Georgia

Georgia is Vulnerable to Climate Change:

  • The National Climate Assessment found that rising sea levels, increasing temperatures and changing rainfall patterns are exacerbatingSoutheastern United States vulnerability to extreme heat events, intensified storms and hurricanes, and decreased water availability.
  • Over the past 30 years, Georgia has experienced an average of 11 days per year of temperatures above 95°F. By 2020-2039, that number is likely to reach up to 33 such days and by mid-century residents of Georgia could experience 58 more days (over two additional months) of extreme heat, according to one report.

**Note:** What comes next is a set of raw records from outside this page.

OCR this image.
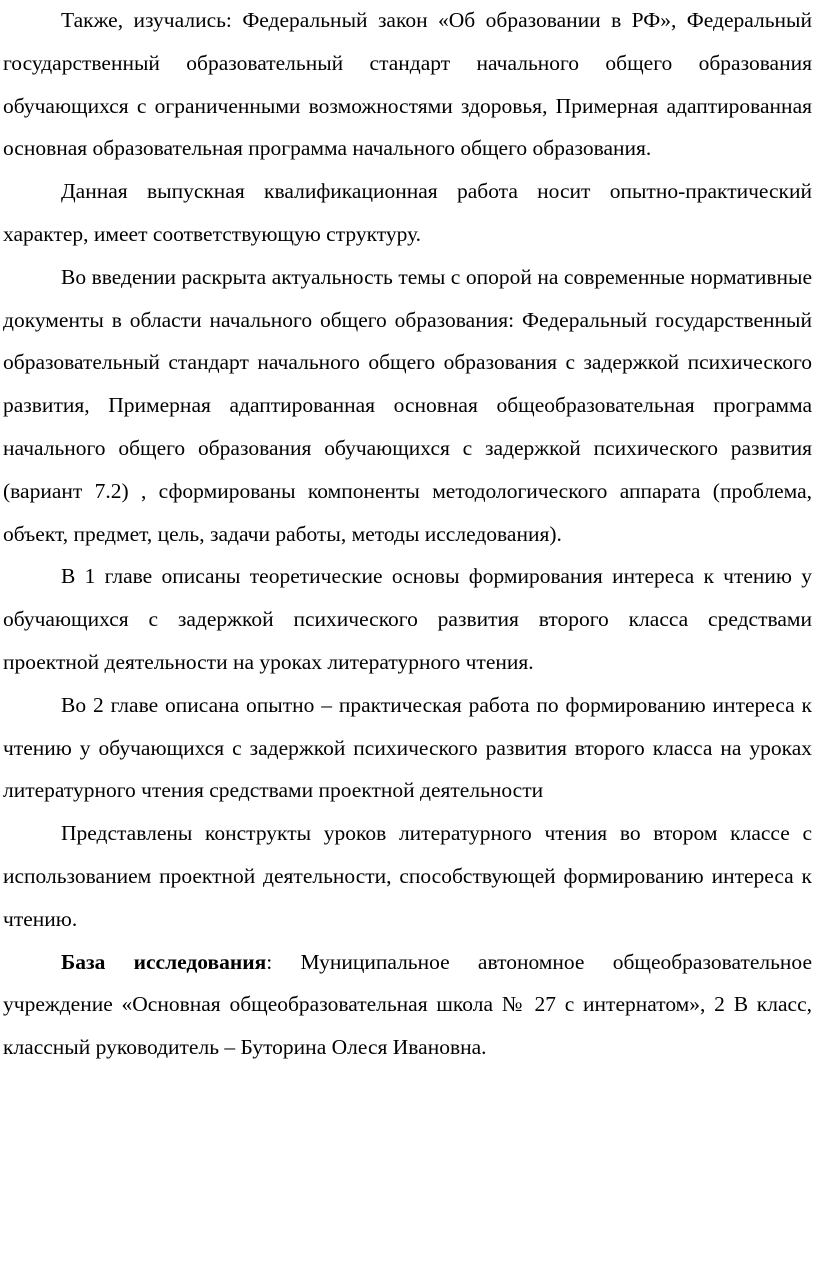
Также, изучались: Федеральный закон «Об образовании в РФ», Федеральный государственный образовательный стандарт начального общего образования обучающихся с ограниченными возможностями здоровья, Примерная адаптированная основная образовательная программа начального общего образования.

Данная выпускная квалификационная работа носит опытно-практический характер, имеет соответствующую структуру.

Во введении раскрыта актуальность темы с опорой на современные нормативные документы в области начального общего образования: Федеральный государственный образовательный стандарт начального общего образования с задержкой психического развития, Примерная адаптированная основная общеобразовательная программа начального общего образования обучающихся с задержкой психического развития (вариант 7.2) , сформированы компоненты методологического аппарата (проблема, объект, предмет, цель, задачи работы, методы исследования).

В 1 главе описаны теоретические основы формирования интереса к чтению у обучающихся с задержкой психического развития второго класса средствами проектной деятельности на уроках литературного чтения.

Во 2 главе описана опытно – практическая работа по формированию интереса к чтению у обучающихся с задержкой психического развития второго класса на уроках литературного чтения средствами проектной деятельности

Представлены конструкты уроков литературного чтения во втором классе с использованием проектной деятельности, способствующей формированию интереса к чтению.

База исследования: Муниципальное автономное общеобразовательное учреждение «Основная общеобразовательная школа № 27 с интернатом», 2 В класс, классный руководитель – Буторина Олеся Ивановна.
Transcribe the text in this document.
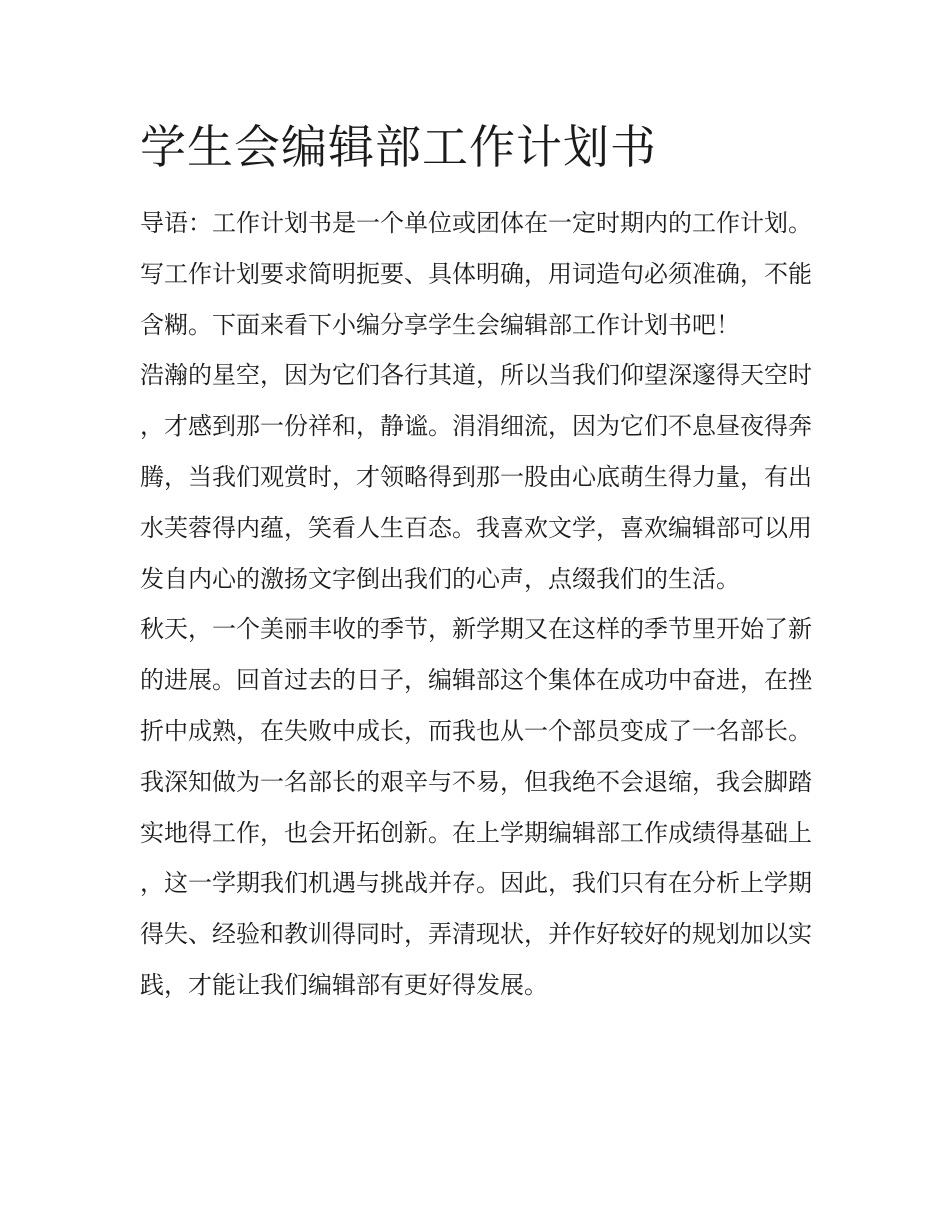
学生会编辑部工作计划书

导语：工作计划书是一个单位或团体在一定时期内的工作计划。写工作计划要求简明扼要、具体明确，用词造句必须准确，不能含糊。下面来看下小编分享学生会编辑部工作计划书吧！

浩瀚的星空，因为它们各行其道，所以当我们仰望深邃得天空时，才感到那一份祥和，静谧。涓涓细流，因为它们不息昼夜得奔腾，当我们观赏时，才领略得到那一股由心底萌生得力量，有出水芙蓉得内蕴，笑看人生百态。我喜欢文学，喜欢编辑部可以用发自内心的激扬文字倒出我们的心声，点缀我们的生活。

秋天，一个美丽丰收的季节，新学期又在这样的季节里开始了新的进展。回首过去的日子，编辑部这个集体在成功中奋进，在挫折中成熟，在失败中成长，而我也从一个部员变成了一名部长。我深知做为一名部长的艰辛与不易，但我绝不会退缩，我会脚踏实地得工作，也会开拓创新。在上学期编辑部工作成绩得基础上，这一学期我们机遇与挑战并存。因此，我们只有在分析上学期得失、经验和教训得同时，弄清现状，并作好较好的规划加以实践，才能让我们编辑部有更好得发展。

Georgia's Energy Efforts and Opinions:

  • As part of the Clean Power Plan, Georgia is working towards and on track to exceed its goal of reducing state emissions by 34.3% by 2030.
  • Georgia has not developed a statewide climate adaptation plan nor has it set a statewide renewable energy target. In the year 2013, Georgia was only sourcing 6.2% of its electricity from renewables.
  • As of 2014, Georgia had a total installed capacity of solar of 211 MW, ranking it 15th in the nation, and added 45 MW in the course of one year, the 16th fastest rate of addition in the country.
  • Georgia has enacted state laws that bar its residents from entering into power purchase agreements, a common financing mechanism that has been crucial to the growth of the solar industry in other states.
  • Despite the state barriers to increasing the penetration of renewable energy in Georgia, a side-branch of the Tea Party in Georgia called the Green Tea Coalition has been fighting for pro-solar rules. It recently secured the utilities’ assent to allow third-party installations of solar panels on businesses and homes.
  • The Yale Map Project on Climate Change Communication gauged Georgia’s support for regulating CO2 and funding renewable energy. The Project finds that fully 74% would support regulating CO2 as a pollutant, and an estimated 60% would support setting strict CO2 limits on existing coal-fired power plants. A robust 75% would support funding more research into renewable energy.
  • Georgia is a party to the lawsuit against the Clean Power Plan. The state had convened several meetings to discuss how to reduce its emissions and was beginning to develop a plan to meet the CPP goals; following the Supreme Court stay it has suspended the planning process.